La zone pivot comprend les régions «où la francité est un fait de vie». Dans cette zone, l’éventail des réalités s’avère très vaste, «allant de situations où il est surtout question de conserver une gamme très réduite d’acquis au niveau institutionnel, à celles où l’État et la vie sur la place publique sont des réalités francophones. C’est là que se situent le Québec, l’Acadie et une partie de l’Ontario.

La zone tampon inclut «ces lieux où la francité est un fait de mémoire, et qui s’exprime à travers des sociétés historiques et généalogiques et par une multitude de gestes isolés et essentiellement individuels centrés sur ce que les gens appellent leur “héritage”». Ce phénomène est très répandu en Nouvelle-Angleterre, dans la région de Détroit, en Haute-Louisiane et au pays des Illinois.

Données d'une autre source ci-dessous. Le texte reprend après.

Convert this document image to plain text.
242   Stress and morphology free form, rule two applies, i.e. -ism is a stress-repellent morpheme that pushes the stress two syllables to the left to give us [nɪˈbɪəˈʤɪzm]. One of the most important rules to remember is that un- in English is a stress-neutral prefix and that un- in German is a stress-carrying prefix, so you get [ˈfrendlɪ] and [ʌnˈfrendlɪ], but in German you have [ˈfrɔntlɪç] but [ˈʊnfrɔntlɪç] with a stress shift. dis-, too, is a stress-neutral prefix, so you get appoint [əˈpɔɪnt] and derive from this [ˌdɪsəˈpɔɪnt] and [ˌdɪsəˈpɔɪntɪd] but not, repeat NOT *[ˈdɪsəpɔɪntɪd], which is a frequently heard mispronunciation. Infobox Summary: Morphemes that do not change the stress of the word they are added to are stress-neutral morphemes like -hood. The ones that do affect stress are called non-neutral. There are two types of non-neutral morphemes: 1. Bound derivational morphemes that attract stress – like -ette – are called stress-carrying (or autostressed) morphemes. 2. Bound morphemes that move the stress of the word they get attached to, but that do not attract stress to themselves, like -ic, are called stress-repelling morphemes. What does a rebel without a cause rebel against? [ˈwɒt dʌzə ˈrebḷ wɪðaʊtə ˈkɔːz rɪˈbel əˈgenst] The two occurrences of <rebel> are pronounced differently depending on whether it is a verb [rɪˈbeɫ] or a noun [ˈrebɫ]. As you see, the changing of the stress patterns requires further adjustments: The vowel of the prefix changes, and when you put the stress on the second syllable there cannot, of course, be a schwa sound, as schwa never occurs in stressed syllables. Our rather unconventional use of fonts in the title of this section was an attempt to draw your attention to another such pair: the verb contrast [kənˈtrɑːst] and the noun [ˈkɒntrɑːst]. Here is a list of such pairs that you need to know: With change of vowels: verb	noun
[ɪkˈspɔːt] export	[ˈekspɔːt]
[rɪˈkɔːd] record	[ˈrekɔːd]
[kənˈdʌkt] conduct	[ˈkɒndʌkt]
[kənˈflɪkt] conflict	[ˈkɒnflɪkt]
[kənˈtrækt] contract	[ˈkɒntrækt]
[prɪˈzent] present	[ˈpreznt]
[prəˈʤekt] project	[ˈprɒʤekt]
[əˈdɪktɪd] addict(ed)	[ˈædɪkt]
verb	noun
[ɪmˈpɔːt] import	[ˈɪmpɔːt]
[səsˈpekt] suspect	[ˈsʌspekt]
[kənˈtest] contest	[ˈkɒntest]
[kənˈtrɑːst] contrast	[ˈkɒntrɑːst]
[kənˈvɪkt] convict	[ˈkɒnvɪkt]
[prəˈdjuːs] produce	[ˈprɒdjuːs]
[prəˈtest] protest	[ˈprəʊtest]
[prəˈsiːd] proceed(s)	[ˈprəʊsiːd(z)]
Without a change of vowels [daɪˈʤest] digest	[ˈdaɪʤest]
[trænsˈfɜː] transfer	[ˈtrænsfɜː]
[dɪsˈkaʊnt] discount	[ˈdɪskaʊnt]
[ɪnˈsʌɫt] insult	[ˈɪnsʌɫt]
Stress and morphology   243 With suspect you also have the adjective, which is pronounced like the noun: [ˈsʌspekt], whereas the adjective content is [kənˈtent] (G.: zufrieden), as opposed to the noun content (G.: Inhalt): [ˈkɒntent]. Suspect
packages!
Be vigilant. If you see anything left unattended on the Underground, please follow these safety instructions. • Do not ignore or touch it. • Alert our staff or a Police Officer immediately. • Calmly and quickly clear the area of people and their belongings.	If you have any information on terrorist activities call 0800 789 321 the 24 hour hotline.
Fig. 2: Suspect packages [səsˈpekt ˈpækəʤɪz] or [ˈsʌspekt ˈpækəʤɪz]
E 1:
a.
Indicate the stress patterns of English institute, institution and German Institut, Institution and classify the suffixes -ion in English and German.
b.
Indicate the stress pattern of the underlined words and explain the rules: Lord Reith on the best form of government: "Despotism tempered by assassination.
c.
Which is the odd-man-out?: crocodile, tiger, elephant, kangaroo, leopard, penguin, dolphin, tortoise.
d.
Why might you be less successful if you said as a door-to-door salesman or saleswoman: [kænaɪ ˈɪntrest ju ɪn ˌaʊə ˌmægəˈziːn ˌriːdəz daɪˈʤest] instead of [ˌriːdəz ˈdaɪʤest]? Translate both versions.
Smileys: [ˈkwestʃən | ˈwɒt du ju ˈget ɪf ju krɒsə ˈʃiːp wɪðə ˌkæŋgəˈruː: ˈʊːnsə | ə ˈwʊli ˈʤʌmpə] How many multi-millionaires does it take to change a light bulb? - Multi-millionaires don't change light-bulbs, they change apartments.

La diaspora et la frange métisse désignent cette réalité qui se trouve «sur les marges de l’espace franco, tel qu’on le connaît aujourd’hui, et se limite surtout – mais pas exclusivement – aux XVIIe et XVIIIe siècles. Le Midwest américain et la Floride en sont des exemples notoires. La francité se limite, ici, à un fait d’histoire, inscrit uniquement sur des plaques commémoratives.

Publicité

Autrefois, les Canadiens, au sens originel du terme, ont été partout en Amérique. Ils l’ont nommée, habitée, chantée et écrite. Leurs traces subsistent toujours, même si la dimension continentale de leur civilisation a été oubliée par nombre d’entre eux.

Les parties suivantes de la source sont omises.